Step 3: Skip Trace and Make Contact
Use the property address to find the homeowner's phone number, email, and mailing address. This is called "skip tracing." Then reach out — respectfully. These are people going through one of the hardest moments of their lives.
Step 4: Run Your Numbers
If you get a conversation going, you need to know your numbers cold:
•After Repair Value (ARV) — what the property would sell for in good condition
•Repair costs — get this from a contractor, not from your gut
•Existing liens — mortgage balance, tax liens, mechanic's liens, HOA dues
•Your offer — ARV minus repairs minus your profit minus holding costs
Step 5: Present the Offer
If the numbers work, present a fair offer. Be transparent about how you calculated it. Homeowners in pre-foreclosure often appreciate honesty more than a hard sell.
Why Early Access Matters
Here's the thing about lis pendens data: it's a leading indicator. By the time a property shows up on the MLS as a foreclosure, bank-owned, or REO property, dozens of investors are already competing for it. The margins shrink. The deals get worse.
But when you're working from lis pendens data — fresh filings from the county clerk's office — you're reaching homeowners 4 to 8 weeks before most investors even know the property is in trouble.
That head start is worth everything in a competitive market like Texas.
Lis Pendens vs. Other Pre-Foreclosure Signals
It's worth understanding how lis pendens fits into the broader landscape of distress signals:
•Lis Pendens — earliest public notice. Gives you the most runway.
•Notice of Default — similar timing, often filed alongside lis pendens. Some counties use one, some use both.
•Notice of Trustee's Sale — later stage. Auction is imminent (21+ days). Less time to work the deal but higher motivation from the homeowner.
•Tax Delinquency — different type of distress. The homeowner isn't necessarily behind on their mortgage, but they are behind on property taxes. Can compound with a lis pendens.
•Code Violations — property maintenance issues. Often correlate with financial distress but aren't a foreclosure signal on their own.

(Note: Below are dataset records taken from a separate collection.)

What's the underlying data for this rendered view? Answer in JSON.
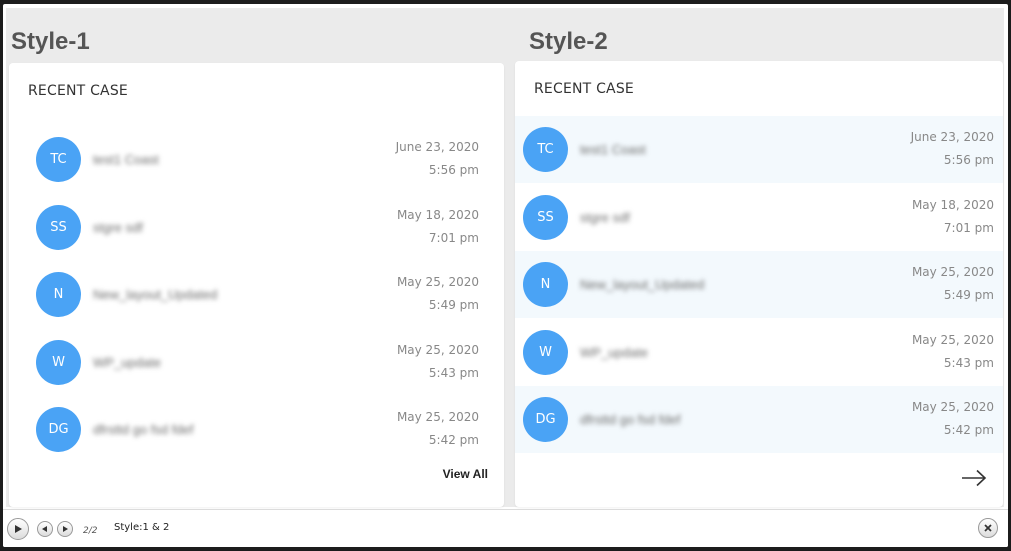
{
  "styles": [
    {
      "title": "Style-1",
      "header": "RECENT CASE",
      "footer_link": "View All",
      "cases": [
        {
          "initials": "TC",
          "title": "test1 Coast",
          "date": "June 23, 2020",
          "time": "5:56 pm"
        },
        {
          "initials": "SS",
          "title": "stgre sdf",
          "date": "May 18, 2020",
          "time": "7:01 pm"
        },
        {
          "initials": "N",
          "title": "New_layout_Updated",
          "date": "May 25, 2020",
          "time": "5:49 pm"
        },
        {
          "initials": "W",
          "title": "WP_update",
          "date": "May 25, 2020",
          "time": "5:43 pm"
        },
        {
          "initials": "DG",
          "title": "dfrsttd go fsd fdef",
          "date": "May 25, 2020",
          "time": "5:42 pm"
        }
      ]
    },
    {
      "title": "Style-2",
      "header": "RECENT CASE",
      "footer_icon": "arrow-right-icon",
      "cases": [
        {
          "initials": "TC",
          "title": "test1 Coast",
          "date": "June 23, 2020",
          "time": "5:56 pm"
        },
        {
          "initials": "SS",
          "title": "stgre sdf",
          "date": "May 18, 2020",
          "time": "7:01 pm"
        },
        {
          "initials": "N",
          "title": "New_layout_Updated",
          "date": "May 25, 2020",
          "time": "5:49 pm"
        },
        {
          "initials": "W",
          "title": "WP_update",
          "date": "May 25, 2020",
          "time": "5:43 pm"
        },
        {
          "initials": "DG",
          "title": "dfrsttd go fsd fdef",
          "date": "May 25, 2020",
          "time": "5:42 pm"
        }
      ]
    }
  ],
  "colors": {
    "avatar": "#4aa3f5",
    "row_alt": "#f3f9fd",
    "panel_bg": "#ebebeb"
  },
  "player": {
    "counter": "2/2",
    "label": "Style:1 & 2",
    "icons": [
      "play-icon",
      "previous-icon",
      "next-icon",
      "close-icon"
    ]
  }
}
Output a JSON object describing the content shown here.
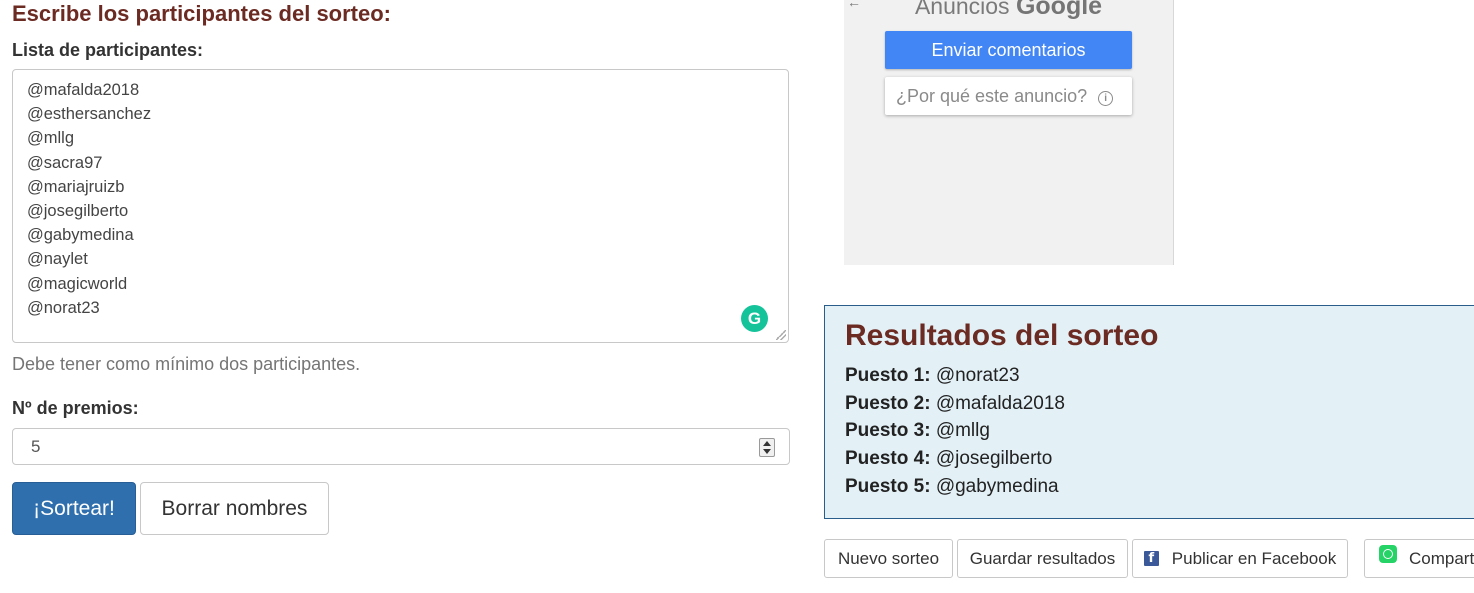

Texas Signals' Intelligence Score combines all of these signals. A property with a lis pendens AND tax delinquency AND code violations scores significantly higher than one with just a lis pendens alone — because multiple overlapping signals mean the owner is facing pressure from every direction.
Common Mistakes to Avoid
1.Treating every lis pendens as a deal — Many get resolved. Borrowers cure their default, modify their loan, or work out a forbearance. A lis pendens is a lead, not a guaranteed deal.
2.Being aggressive or insensitive — These homeowners are struggling. Aggressive tactics backfire and can get you reported.
3.Ignoring the timeline — A lis pendens from 6 months ago with no auction date might mean the case was dismissed. Check for updated filings.
4.Not verifying the debt — The lis pendens tells you there's a lawsuit, but it doesn't tell you the full picture. There could be second mortgages, tax liens, or other encumbrances you don't see.
5.Skipping title research — Always run a preliminary title search before making an offer. The lis pendens might be the least of your concerns if there are three other liens on the property.
Bottom Line
A lis pendens is the earliest public signal that a property is heading toward foreclosure. For investors, it represents a window of opportunity — a chance to reach motivated sellers before the broader market catches on.
The key is combining early data access (like Texas Signals' daily county scraping) with a respectful, well-prepared approach to homeowner outreach. Lead with empathy, know your numbers, and move with appropriate speed.
The investors who consistently find deals in pre-foreclosure aren't the ones with the most aggressive marketing. They're the ones who show up first with a genuine willingness to help.